Prime Minister Boris Johnson has suggested to the House of Commons he could invoke Article 16 “to ensure that there is no barrier down the Irish Sea” after Brexit.
Speaking at Prime Minister’s Questions, DUP MP Ian Paisley said people in Northern Ireland were being made to “feel like foreigners in our own country” by post-Brexit rules.
He told the Commons: “Prime minister, you say that your commitment to Northern Ireland is unshakeable. But I speak for all of my constituents today when I tell you that the Protocol has betrayed us and has made us feel like foreigners in our country.
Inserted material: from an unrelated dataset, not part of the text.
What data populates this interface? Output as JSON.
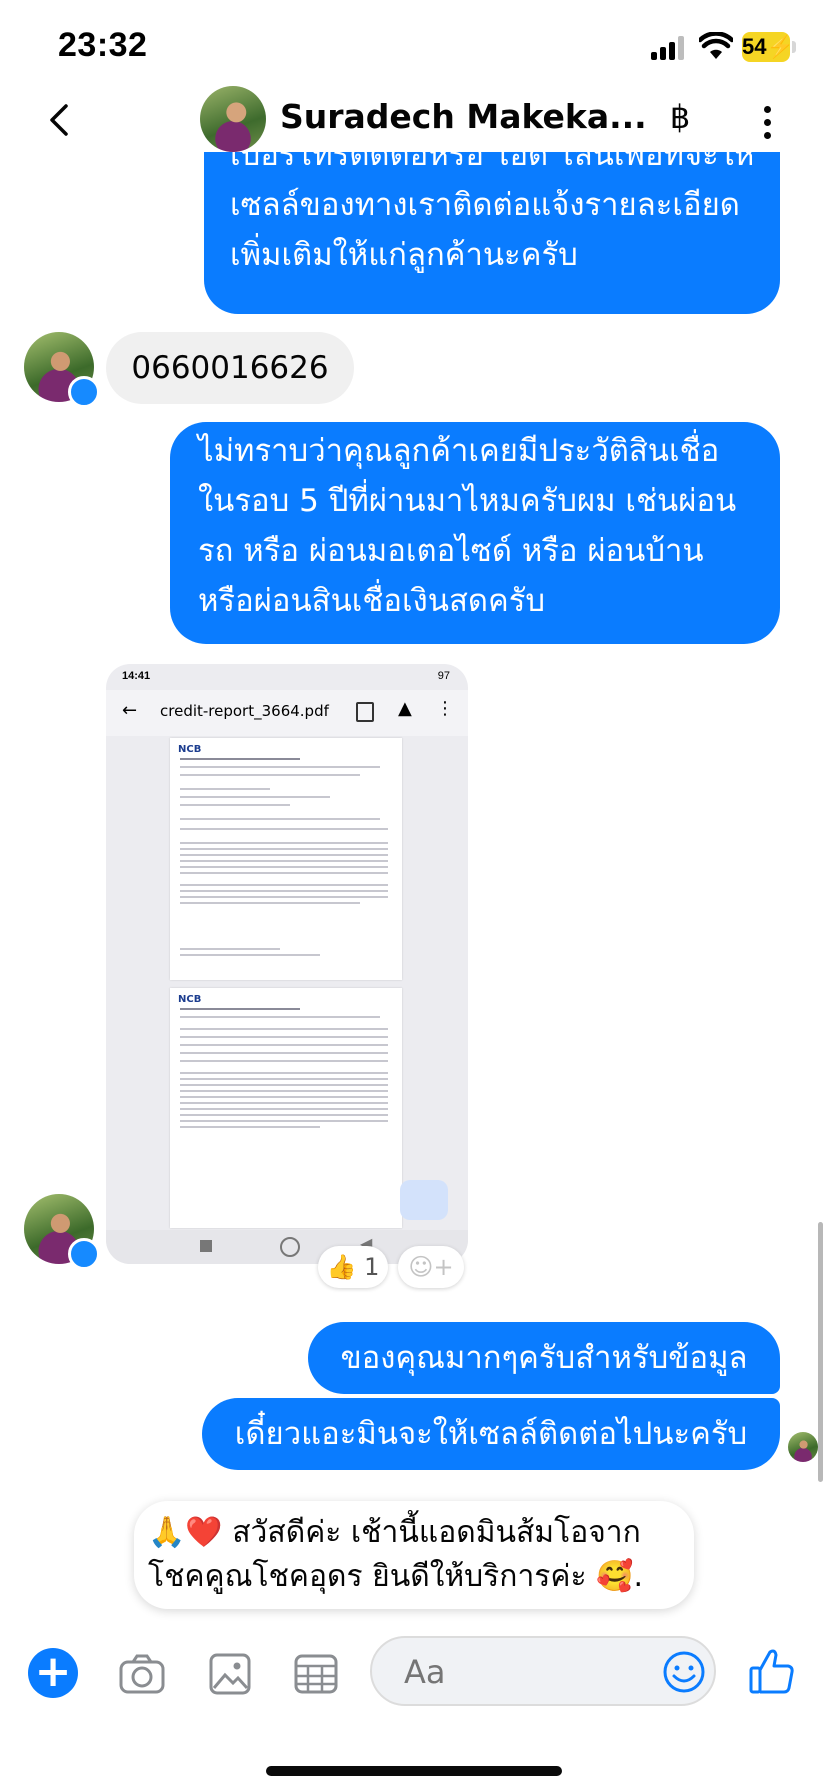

“Tea and sympathy will not cut the mustard. So what is the prime minister actually going to do when you realise that the EU will do nothing to help Northern Ireland? Will the prime minister use all of the instruments at his disposal, will he use if necessary his parliamentary majority, will he legislate if necessary to remove the impediments to trade in Northern Ireland and will he be a man of his word and allow businessmen in my constituency to bin the unnecessary documentation that he told us we could bin? Prime minister, be the unionist we need you to be.”
Johnson responded by claiming invoking Article 16 is an option.
He explained: “I utterly share the frustration of the honourable gentleman about the way the EU, in particular, the EU Commission, temporarily seemed to call to use the Protocol in such a way as to impose a border contrary to the spirit of the Good Friday Agreement, and contrary to the letter of the Good Friday Agreement, and we will do everything we need to do whether legislatively or indeed by invoking Article 16 of the Protocol to ensure that there is no barrier down the Irish Sea.
“The honourable gentleman’s business constituents, some of whom I know very well and admire very much, can continue to do business unfettered between Northern Ireland and the rest of this country.”
It comes minutes after Johnson criticised the EU for threatening to trigger Article 16 last week.
Johnson said: “I certainly agree with (SDLP MP Claire Hanna) that it was most regrettable that the EU should seem to cast doubt on the Good Friday Agreement, the principles of the peace process, by seeming to call for a border across the island of Ireland.
“I can tell her that we will work to ensure that there are no such borders, we will respect the peace process, and indeed no barriers down the Irish Sea, and that the principle of unfettered access across all parts of our United Kingdom is upheld.”